Rechtsruck in Brasilien: Wie Bolsonaro das Land verändern will

Viele Brasilianer sehen in Jair Bolsonaro keinen Rechtsextremen, sondern einen Heilsbringer. Dabei droht der Umbau zu einem autoritären Staat, eine Ausweitung der Militär-Macht, die Verschärfung der sozialen Kluft durch eine neoliberale Wirtschaftspolitik – und eine Eskalation der Gewalt.

Im Wahlkampf hat Jair Bolsonaro sich vor inhaltlichen Auseinandersetzungen mit seinem Rivalen Fernando Haddad gedrückt – in seinen Livestreams ging es meistens um Panikmache vor dem Kommunismus und Hetze gegen Minderheiten und politische Feinde, statt um konkrete Reformen.

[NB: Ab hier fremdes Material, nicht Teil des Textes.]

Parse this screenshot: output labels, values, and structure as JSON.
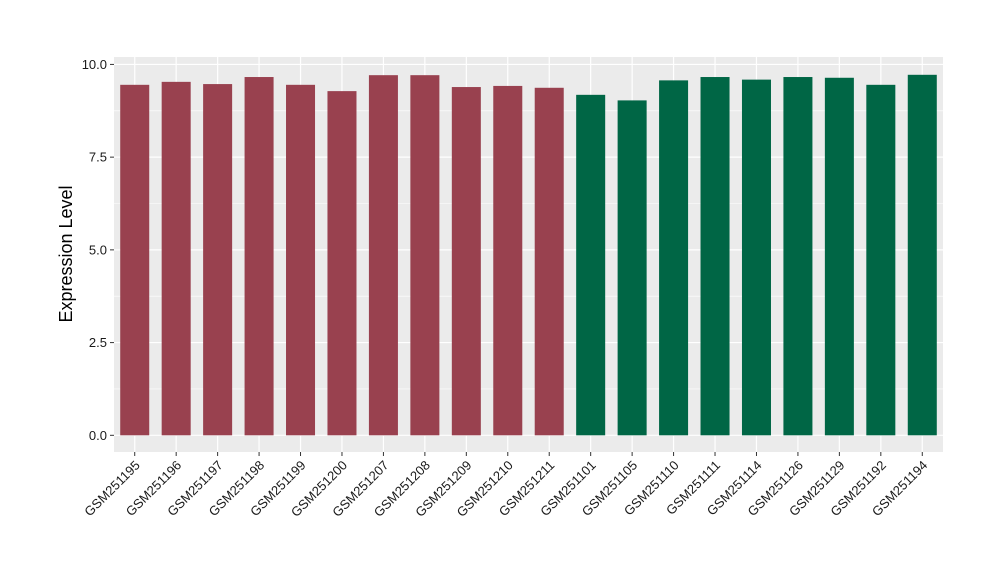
{
  "chart_data": {
    "type": "bar",
    "title": "",
    "xlabel": "",
    "ylabel": "Expression Level",
    "ylim": [
      -0.45,
      10.2
    ],
    "yticks": [
      0.0,
      2.5,
      5.0,
      7.5,
      10.0
    ],
    "ytick_labels": [
      "0.0",
      "2.5",
      "5.0",
      "7.5",
      "10.0"
    ],
    "grid": true,
    "legend": "none",
    "categories": [
      "GSM251195",
      "GSM251196",
      "GSM251197",
      "GSM251198",
      "GSM251199",
      "GSM251200",
      "GSM251207",
      "GSM251208",
      "GSM251209",
      "GSM251210",
      "GSM251211",
      "GSM251101",
      "GSM251105",
      "GSM251110",
      "GSM251111",
      "GSM251114",
      "GSM251126",
      "GSM251129",
      "GSM251192",
      "GSM251194"
    ],
    "values": [
      9.45,
      9.53,
      9.47,
      9.66,
      9.45,
      9.28,
      9.71,
      9.71,
      9.39,
      9.42,
      9.37,
      9.18,
      9.03,
      9.57,
      9.66,
      9.59,
      9.66,
      9.64,
      9.45,
      9.72
    ],
    "group_of_bar": [
      0,
      0,
      0,
      0,
      0,
      0,
      0,
      0,
      0,
      0,
      0,
      1,
      1,
      1,
      1,
      1,
      1,
      1,
      1,
      1
    ],
    "group_colors": [
      "#99414f",
      "#006645"
    ],
    "panel_background": "#ebebeb",
    "gridline_color": "#ffffff"
  }
}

55 Prozent der Brasilianer haben den Ex-Fallschirmjäger und Fan der Militärdiktatur zum neuen Präsidenten Brasiliens gewählt.

Wenn Bolsonaro am 1. Januar 2019 sein Amt antritt, steht Brasilien ein drastischer Kurswechsel bevor – denn das Brasiliens neuer Saubermann hart durchgreifen will, sind nicht nur Sprüche. “Bolsonaro wird Militärpersonal in Schlüsselpositionen positionieren und die Rolle des Militärs in der Öffentlichen Sicherheit verstärken”, sagt der Politikwissenschaftler Wagner Romão, Professor an der Universität von Campinas (Unicamp), t-online.de. “Er droht auch, Universitäten stärker von außen zu kontrollieren, um die angebliche Dominanz von linkem Gedankengut zu unterbinden und plant, die Landlosenbewegung als Terroristen einzustufen.”

Unsere gesamte Wahlanalyse über Bolsonaros Hintermänner, die politische Umbau und die Folgen für Brasilien bei t-online lesen.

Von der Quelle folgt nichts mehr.